Pluto stations at almost zero degrees Capricorn, getting ready to make his turn to direct motion. This is the stillness between the inhale and the exhale.

#1383, c. 1876

Long Years apart — can make no
Breach a second cannot fill —
The absence of the Witch does not
Invalidate the spell —

The embers of a Thousand Years
Uncovered by the Hand
That fondled them when they were Fire
Will stir and understand —

Yesterday morning, I ran into a former friend, distant, absent. Completely non-existent, really. Maybe I invented him. The Incredible Disappearing Man. He was so startled he almost fell off his bike. Then I nearly caused a traffic accident by lurching into the intersection while the light was still red. I backed up. Horns honked, the man in the car behind me yelled. In all, a flustered few moments for everyone concerned.
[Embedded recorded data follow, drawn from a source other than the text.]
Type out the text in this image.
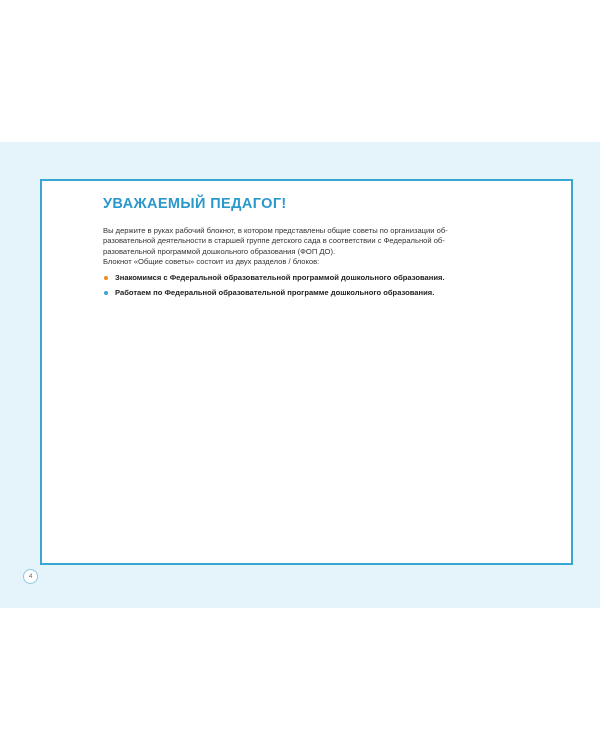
УВАЖАЕМЫЙ ПЕДАГОГ!

Вы держите в руках рабочий блокнот, в котором представлены общие советы по организации об-
разовательной деятельности в старшей группе детского сада в соответствии с Федеральной об-
разовательной программой дошкольного образования (ФОП ДО).
Блокнот «Общие советы» состоит из двух разделов / блоков:

Знакомимся с Федеральной образовательной программой дошкольного образования.
Работаем по Федеральной образовательной программе дошкольного образования.
4
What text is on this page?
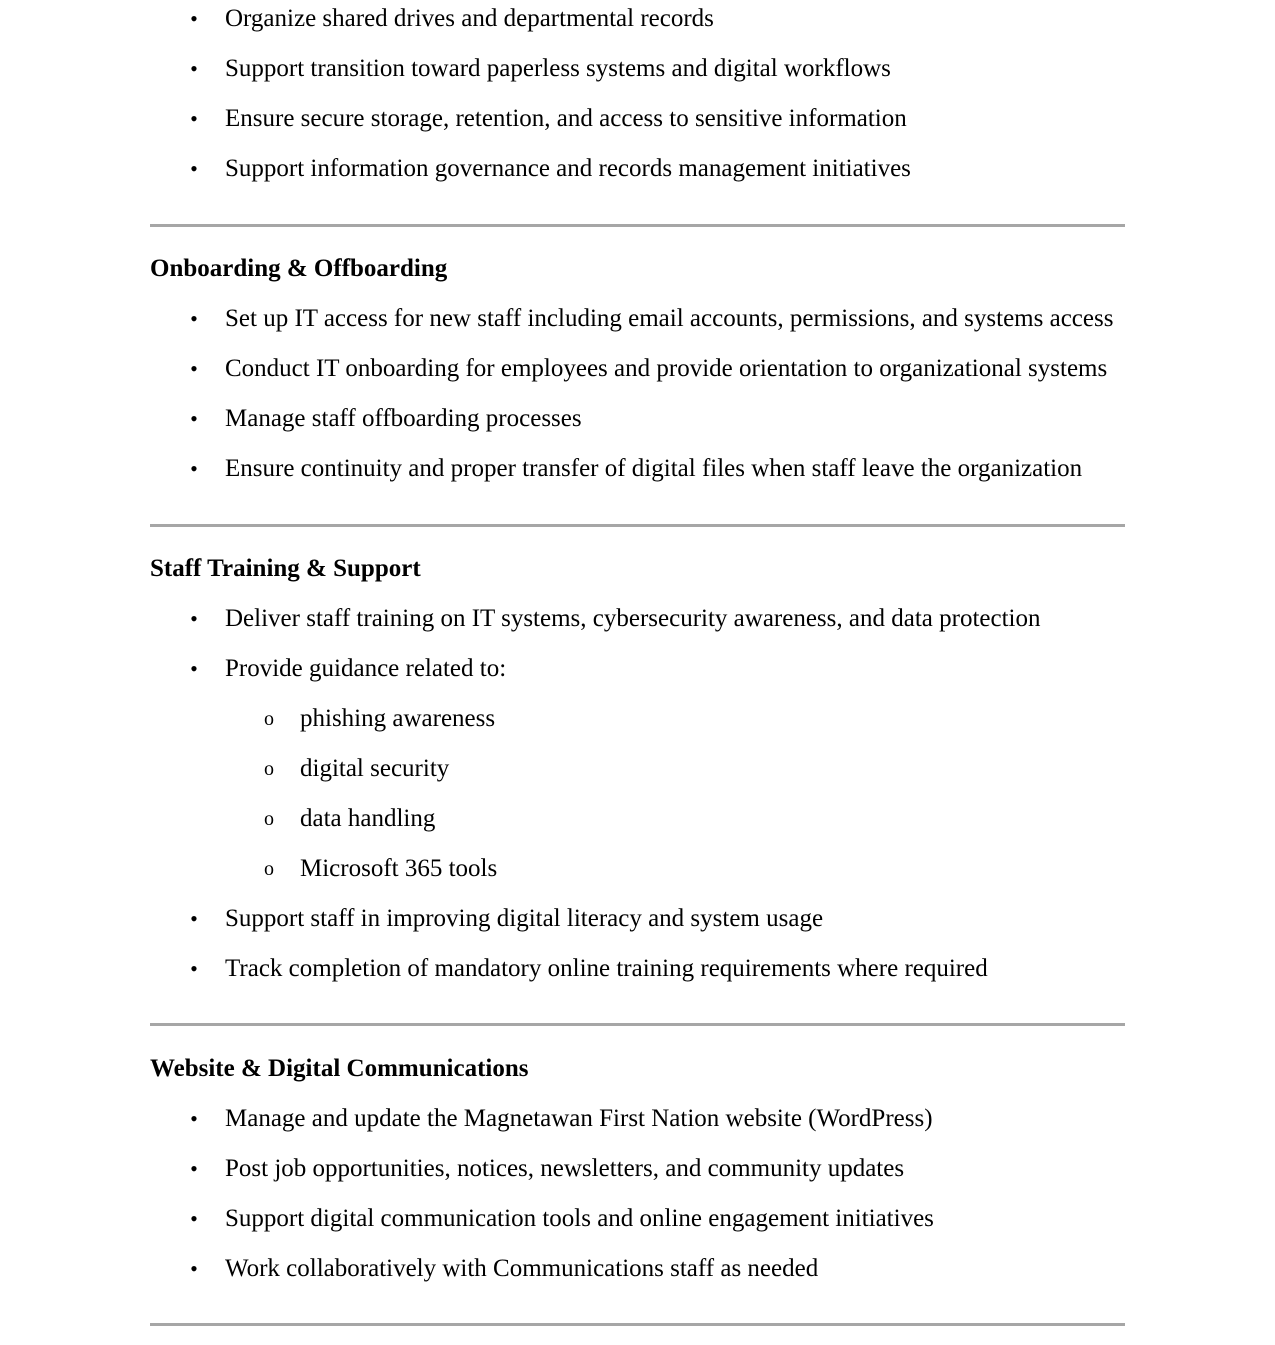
• Organize shared drives and departmental records
• Support transition toward paperless systems and digital workflows
• Ensure secure storage, retention, and access to sensitive information
• Support information governance and records management initiatives
Onboarding & Offboarding
• Set up IT access for new staff including email accounts, permissions, and systems access
• Conduct IT onboarding for employees and provide orientation to organizational systems
• Manage staff offboarding processes
• Ensure continuity and proper transfer of digital files when staff leave the organization
Staff Training & Support
• Deliver staff training on IT systems, cybersecurity awareness, and data protection
• Provide guidance related to:
o phishing awareness
o digital security
o data handling
o Microsoft 365 tools
• Support staff in improving digital literacy and system usage
• Track completion of mandatory online training requirements where required
Website & Digital Communications
• Manage and update the Magnetawan First Nation website (WordPress)
• Post job opportunities, notices, newsletters, and community updates
• Support digital communication tools and online engagement initiatives
• Work collaboratively with Communications staff as needed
Now this morning Emily sends me a reminder that the past isn’t dead. It’s not even past. I’m reading her poems, but she is eavesdropping on my life.

When the light turned green, and I continued driving, two large blackbirds squawked and flapped onto the grassy levee along the bayou next to me. Moira, a Scottish Witch and friend of mine, once told me that when crows fly across your path, there is magic afoot. Moira is correct in most things, but she lives on top of a mountain and almost never comes down into the realm of mundane events. She exists in perpetual sacred space. Her daily life progresses as a ritual, enveloped in a glow of magic. The crows love her. She scatters the remnants of her bagel for them each morning.

I relay this information because I had never noticed the blackbirds around me in the past. They may have been there all along, but I just wasn’t paying attention. So they effectively weren’t there because I didn’t see them. In the last few months, however, it has seemed as though they were following me. I couldn’t step out of my house without some damn noisy, obnoxious blackbird cawing overhead. Wherever I went with Lance on our morning walks, there they were, flapping their big wings and making a nuisance of themselves.

This morning . . . nothing. No blackbirds. Only quiet. The spell broken. A squirrel fell out of a tree (they’re so clumsy) but apart from that, nothing in the sky. The page turns. A new chapter opens.

I have no idea where the blackbirds went. They disappeared without saying anything. Gone back into the tesseract or the wormhole or wherever magical creatures come from. I’m so glad they’re gone. They were bothering me, those birds.